Dark/Light Mode
BREAKINGNEWS
Jujur dan Berani, Tuan Rondahaim Saragih Didorong Jadi Pahlawan Nasional
Rabu, 1 Oktober 2025 19:56 WIB
RM.id Rakyat Merdeka - Aliansi Masyarakat Simalungun, Sumatera Utara (Sumut) menyampaikan aspirasi kebangsaan. Mereka memint Pemerintah menetapkan Tuan Rondahaim Saragih sebagai Pahlawan Nasional pertama dari Simalungun.
"Pesan Tuan Rondahaim Saragih tentang kejujuran, keberanian, dan keadilan, tetap relevan dalam membangun masyarakat yang bermartabat," ujar Tokoh Masyarakat Simalungun, Marim Purba di Jakarta, Rabu (1/10/2025).
Marim juga mendorong pembangunan monumen sejarah Kerajaan Simalungun dan memasukkan sejarah peradaban Simalungun dalam muatan lokal atau ekstrakurikuler sekolah di Kabupaten Simalungun.
Di tempat sama, Ketua Umum DPP Pemangku Adat dan Cendikiawan Simalungun (PACS), Sarmedi Purba menegaskan Aliansi Masyarakat Simalungun, yang terdiri dari perkumpulan para Tokoh Adat dan Budaya serta Tokoh Masyarakat Simalungun dari berbagai lintas daerah dan provinsi, berkewajiban untuk melestarikan adat istiadat, budaya warisan leluhur dan Jati Diri Simalungun.

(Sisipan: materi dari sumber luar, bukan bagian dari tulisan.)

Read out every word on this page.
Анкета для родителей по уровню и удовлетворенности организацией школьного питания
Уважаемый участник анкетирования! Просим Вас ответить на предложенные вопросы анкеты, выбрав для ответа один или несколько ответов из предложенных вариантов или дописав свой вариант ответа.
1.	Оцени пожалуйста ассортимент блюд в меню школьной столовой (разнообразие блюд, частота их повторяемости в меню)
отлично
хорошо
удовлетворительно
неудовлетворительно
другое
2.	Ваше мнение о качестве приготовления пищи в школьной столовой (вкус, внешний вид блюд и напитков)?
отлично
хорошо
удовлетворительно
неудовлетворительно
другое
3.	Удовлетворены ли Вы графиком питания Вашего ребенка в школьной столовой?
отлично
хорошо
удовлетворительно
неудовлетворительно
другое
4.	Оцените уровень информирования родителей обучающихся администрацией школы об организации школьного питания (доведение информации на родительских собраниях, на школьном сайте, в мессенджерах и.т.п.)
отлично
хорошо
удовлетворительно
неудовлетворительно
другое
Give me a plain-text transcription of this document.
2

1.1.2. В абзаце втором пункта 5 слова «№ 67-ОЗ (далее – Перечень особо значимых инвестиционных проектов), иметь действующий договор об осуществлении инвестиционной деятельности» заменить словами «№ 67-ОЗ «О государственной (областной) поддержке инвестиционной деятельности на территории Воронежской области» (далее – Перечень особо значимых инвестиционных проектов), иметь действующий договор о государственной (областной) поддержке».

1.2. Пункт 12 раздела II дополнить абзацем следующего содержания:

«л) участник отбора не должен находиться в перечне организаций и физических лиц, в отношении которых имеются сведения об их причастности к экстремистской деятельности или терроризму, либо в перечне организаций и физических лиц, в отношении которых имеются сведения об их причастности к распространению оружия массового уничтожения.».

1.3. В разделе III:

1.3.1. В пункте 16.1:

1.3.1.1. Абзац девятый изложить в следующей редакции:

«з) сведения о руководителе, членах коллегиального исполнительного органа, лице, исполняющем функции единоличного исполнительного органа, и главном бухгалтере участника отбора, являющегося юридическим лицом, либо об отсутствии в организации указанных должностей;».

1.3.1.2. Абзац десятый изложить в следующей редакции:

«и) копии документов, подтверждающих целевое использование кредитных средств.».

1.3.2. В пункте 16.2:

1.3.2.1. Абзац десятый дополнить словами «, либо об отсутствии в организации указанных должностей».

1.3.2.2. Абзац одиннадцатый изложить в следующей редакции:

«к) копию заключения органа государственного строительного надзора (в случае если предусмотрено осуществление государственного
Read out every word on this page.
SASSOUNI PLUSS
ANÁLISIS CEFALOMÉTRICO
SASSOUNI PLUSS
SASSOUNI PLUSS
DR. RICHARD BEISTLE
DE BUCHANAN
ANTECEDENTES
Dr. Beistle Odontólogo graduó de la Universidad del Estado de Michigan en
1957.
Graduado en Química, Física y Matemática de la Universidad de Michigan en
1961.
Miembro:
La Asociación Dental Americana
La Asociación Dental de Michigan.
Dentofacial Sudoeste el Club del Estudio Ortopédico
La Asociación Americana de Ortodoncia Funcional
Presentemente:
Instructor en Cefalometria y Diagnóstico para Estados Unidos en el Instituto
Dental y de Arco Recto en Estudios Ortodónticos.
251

Baca juga : Jasa Raharja Putera Bahas Peran Strategis Surety Bond Dalam Ekonomi Nasional
Untuk itu, pihaknya secara tegas menolak klaim tanah adat di wilayah tersebut.
"Berdasarkan fakta sejarah, sejak abad ke-8 Masehi wilayah Simalungun dipimpin kerajaan-kerajaan, mulai dari Kerajaan Nagur hingga berkembang menjadi tujuh kerajaan atau Harajaon Marpitu," jelas Sarmedi.
Sarmedi menegaskan, dalam perjalanan sejarah panjang itu tidak pernah dikenal adanya istilah masyarakat adat maupun tanah ulayat di Simalungun.
Marga Ambarita yang kini tinggal di Nagori Sihaporas, berasal dari Samosir. Ompu Manontang Laut Ambarita datang ke wilayah Sihaporas–Sipolha dan diberikan perkampungan serta lahan pertanian oleh Opung Parmata Manunggal Damanik, penguasa wilayah Kerajaan Siantar.
Baca juga : Bangganya Barba Jadi Pahlawan Maung Bandung
“Pemberian itu hanya untuk pemukiman dan lahan bercocok tanam, bukan tanah adat atau tanah ulayat bagi marga Ambarita,” ujarnya.
Selain dari sisi sejarah, Sarmedi juga menegaskan bahwa tidak ada dasar hukum yang mengakui tanah adat di Kabupaten Simalungun.
Hingga kini tidak ada peraturan daerah tentang tanah adat, apalagi Rancangan Undang-Undang (RUU) Masyarakat Adat masih dalam pembahasan di DPR.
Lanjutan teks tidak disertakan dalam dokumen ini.